If there’s anything sadder than the idea of clinically depressed 3-year-olds, I can’t think of it on this gloriously sunny Friday afternoon. Preschool, after all, is when the world is supposed to be at its most magical, full of wonder and possibility and after-school snacks.
But researchers say “preschool depression” exists and can affect children as young as 2 or 3. Detailed in a New York Times’ Sunday magazine piece by Pamela Paul published Friday, preschool depression is the latest face of the “name game” played in pediatric diagnosis — whether it will follow in the footsteps of A.D.H.D. (attention deficit hyperactivity disorder) and O.D.D. (oppositional defiance disorder) remains to be seen.
The diagnosis is understandably controversial. It’s been long thought that kids’ brains just aren’t developed enough to get depressed. Sure, kids are sad when a friend goes on vacation or when their favorite blanket doesn’t make it through the spin cycle, but to be truly zapped of joy, teetering on the edge of existential emptiness? Seems a little much to ask of kids still working on potty-training.
The problem is, that’s what the medical establishment thought about teenagers just a few decades ago: that they were too young to be depressed. Then all evidence pointed otherwise, and the age threshold for depression has inched steadily downward:
First adolescents, then grade-school children were considered too psychologically immature to be depressed. Stigma was a major fear. “There was this big worry that once you labeled it, you actually had it,” explains Neal Ryan, a professor of child and adolescent psychiatry at theUniversity of Pittsburgh. By the early 1990s psychiatrists had come to recognize that depression occurs in children of 8, 9 and 10.

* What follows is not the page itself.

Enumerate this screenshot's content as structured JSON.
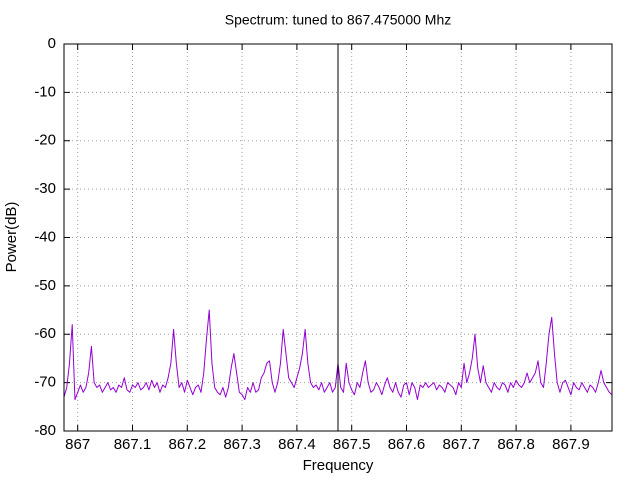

Paul leaves us with another cautionary note. Things like “he’ll grow out of it” or “it’s just a phrase” are commonplace among parents of youngsters for a reason: They’re often true. What are the consequences of saddling a young child with a clinical diagnosis when maybe it really is just a phase? There’s certainly less stigma around depression than there once was, but it still exists, and the rush to overdiagnose serves neither the child nor the diagnosis.
But for cases of true depression among youngsters — and the article provides plenty that will break your heart — there is one bright spot. Children, because of their still rapidly developing brains, may actually be more receptive to treatments than adults, in whom depression is notoriously hard to cure. The lessons learned from autism over the past decade — that early intervention can make a huge difference — may apply similarly to preschool depression, experts say.